Ter uma criança deficiente ou doente é sempre “uma preocupação”, mais ainda onde “não há respostas”, nem sociais, nem médicas, nem de nenhum outro tipo.

Esse filho esgota recursos que deviam ser divididos por outros cinco (número médio de filhos por mulher na Guiné) e em sítios onde ninguém tem conhecimentos “para avaliar uma paralisia, trissomia ou outro problema”.

Binham foi salvo às escondidas, pela mãe, antes que a maré subisse, na zona de Matandim, onde nasceu e foi abandonado, ao relento, nos arredores de Bissau.

“Vi uma vez o meu pai, quando tinha 13 anos. Não o tornei a ver até ele morrer”, pelo que nunca falaram sobre o assunto, mas Binham gostava que ele visse o artista em que se tornou.

“A prática continua e não há registo de um único caso julgado e condenado”, lamenta Augusto Mário da Silva, presidente da Liga Guineense dos Direitos Humanos (LGDH).
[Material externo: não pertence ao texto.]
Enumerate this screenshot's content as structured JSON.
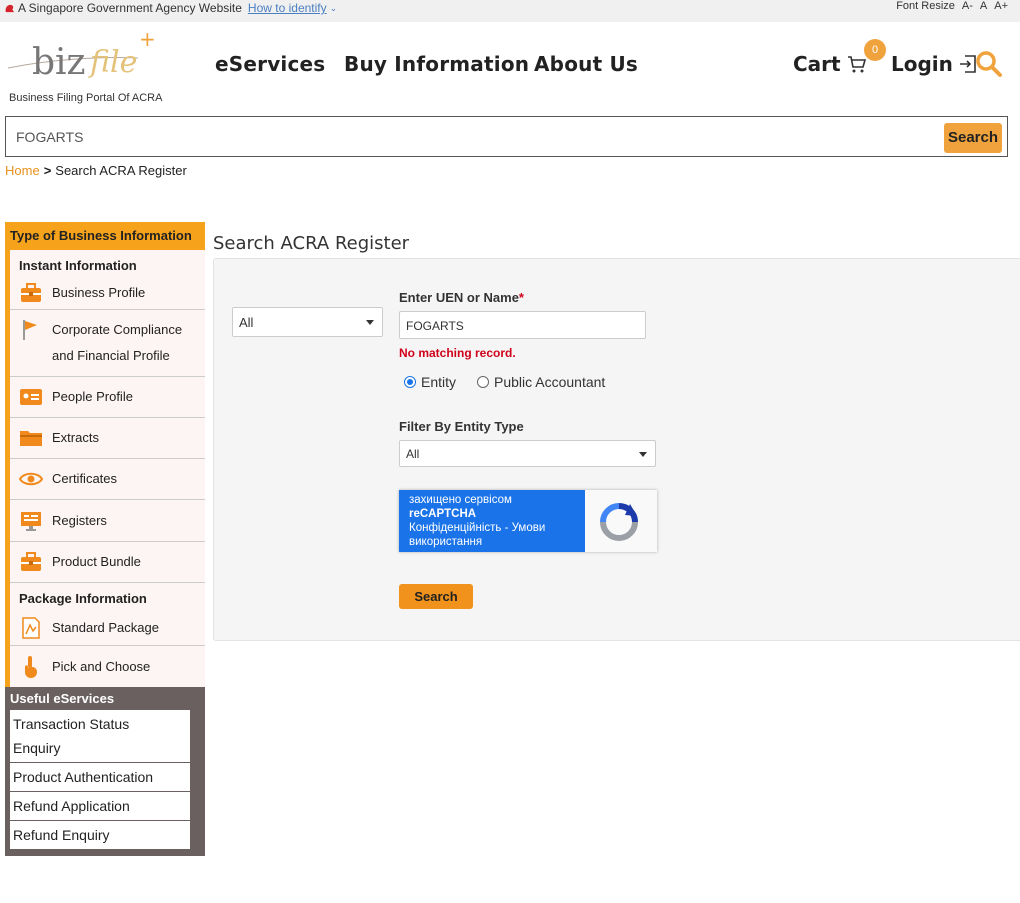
{
  "gov_banner": {
    "text": "A Singapore Government Agency Website",
    "identify": "How to identify",
    "font_resize": "Font Resize",
    "font_small": "A-",
    "font_normal": "A",
    "font_large": "A+"
  },
  "header": {
    "logo_text": "bizfile",
    "logo_plus": "+",
    "tagline": "Business Filing Portal Of ACRA",
    "nav": [
      "eServices",
      "Buy Information",
      "About Us"
    ],
    "cart": "Cart",
    "cart_count": "0",
    "login": "Login"
  },
  "global_search": {
    "value": "FOGARTS",
    "button": "Search"
  },
  "breadcrumb": {
    "home": "Home",
    "separator": ">",
    "current": "Search ACRA Register"
  },
  "sidebar": {
    "title": "Type of Business Information",
    "group1": "Instant Information",
    "items1": [
      {
        "label": "Business Profile",
        "icon": "briefcase-icon"
      },
      {
        "label": "Corporate Compliance and Financial Profile",
        "label_line1": "Corporate Compliance",
        "label_line2": "and Financial Profile",
        "icon": "flag-icon"
      },
      {
        "label": "People Profile",
        "icon": "id-card-icon"
      },
      {
        "label": "Extracts",
        "icon": "folder-icon"
      },
      {
        "label": "Certificates",
        "icon": "eye-icon"
      },
      {
        "label": "Registers",
        "icon": "monitor-icon"
      },
      {
        "label": "Product Bundle",
        "icon": "briefcase-icon"
      }
    ],
    "group2": "Package Information",
    "items2": [
      {
        "label": "Standard Package",
        "icon": "map-icon"
      },
      {
        "label": "Pick and Choose",
        "icon": "pointer-icon"
      }
    ],
    "useful_title": "Useful eServices",
    "useful_items": [
      "Transaction Status Enquiry",
      "Product Authentication",
      "Refund Application",
      "Refund Enquiry"
    ],
    "useful_item0_line1": "Transaction Status",
    "useful_item0_line2": "Enquiry"
  },
  "main": {
    "title": "Search ACRA Register",
    "category_select": "All",
    "uen_label": "Enter UEN or Name",
    "required_mark": "*",
    "uen_value": "FOGARTS",
    "error": "No matching record.",
    "radio_entity": "Entity",
    "radio_pa": "Public Accountant",
    "filter_label": "Filter By Entity Type",
    "filter_value": "All",
    "captcha_line1": "захищено сервісом",
    "captcha_line2": "reCAPTCHA",
    "captcha_line3": "Конфіденційність - Умови",
    "captcha_line4": "використання",
    "search_button": "Search"
  },
  "colors": {
    "accent": "#f0a33d",
    "sidebar_orange": "#f7a21b",
    "error_red": "#d0021b",
    "recaptcha_blue": "#1a73e8",
    "useful_bg": "#6b6060"
  }
}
O artigo 110 sob o título “Infanticídio” do Código Penal da Guiné-Bissau indica que “a mãe, os pais ou os avós que durante o primeiro mês de vida do filho ou do neto lhe tirarem a vida” por deficiência, doença ou influenciados por usos e costumes do grupo étnico, “são punidos com pena de prisão de dois a oito anos”.

Desta forma, a pena é inferior à de homicídio, que na Guiné-Bissau vai de oito a 16 anos de prisão, o que no entender de Laudolino Medina é um “incentivo à prática”.

Por outro lado, Mário da Silva diz serem “inaceitáveis justificações de homicídio com base em razões tradicionais, sob pena de se construir uma sociedade de incertezas”.

Que o diga Vilma, oito anos, que sobreviveu depois de a família tentar matá-la quatro vezes quando era bebé por nascer com uma deficiência ligeira.

O que lhe valeu foi que houve sempre familiares que se arrependeram e, da última vez, não conseguiram juntar 100 mil francos CFA (150 euros) para pagar ao curandeiro.

Hoje é apadrinhada por Laudolino, que conseguiu mudar a perceção do pai, mas “há muitas mais ‘Vilmas’ na Guiné-Bissau e nem todas se salvam”, alerta.

Encontrar escapatória não é fácil: Nida da Silva, guineense, 36 anos, teve que fugir de casa porque o marido e o resto da comunidade em Nhacra, arredores da capital, queriam sacrificar a filha que nasceu com deficiência nas pernas e mãos.

“A história da mãe de Nimade mostra o heroísmo do amor”, retratou a freira Romana Sacchetti, da Missão Católica de Bula, que acompanhou este e outros casos durante 35 anos na Guiné-Bissau.

Quando as crianças ficavam saudáveis, “a população começava a questionar a tradição”, contou Sacchetti antes de falecer num acidente de viação, poucos dias depois de falar para esta reportagem – mas a missão em Bula continua a servir de porto de abrigo para “crianças irãs”.

A canção de Binham nunca gravada sobre os infanticídios encobertos da Guiné vai tentar trazê-los para a ordem do dia, espera o cantor, que quer incluí-la no próximo disco.

Até lá, para ouvir, só pedindo num concerto pelo título em crioulo, “Mames Mansia” (As mães não são todas iguais).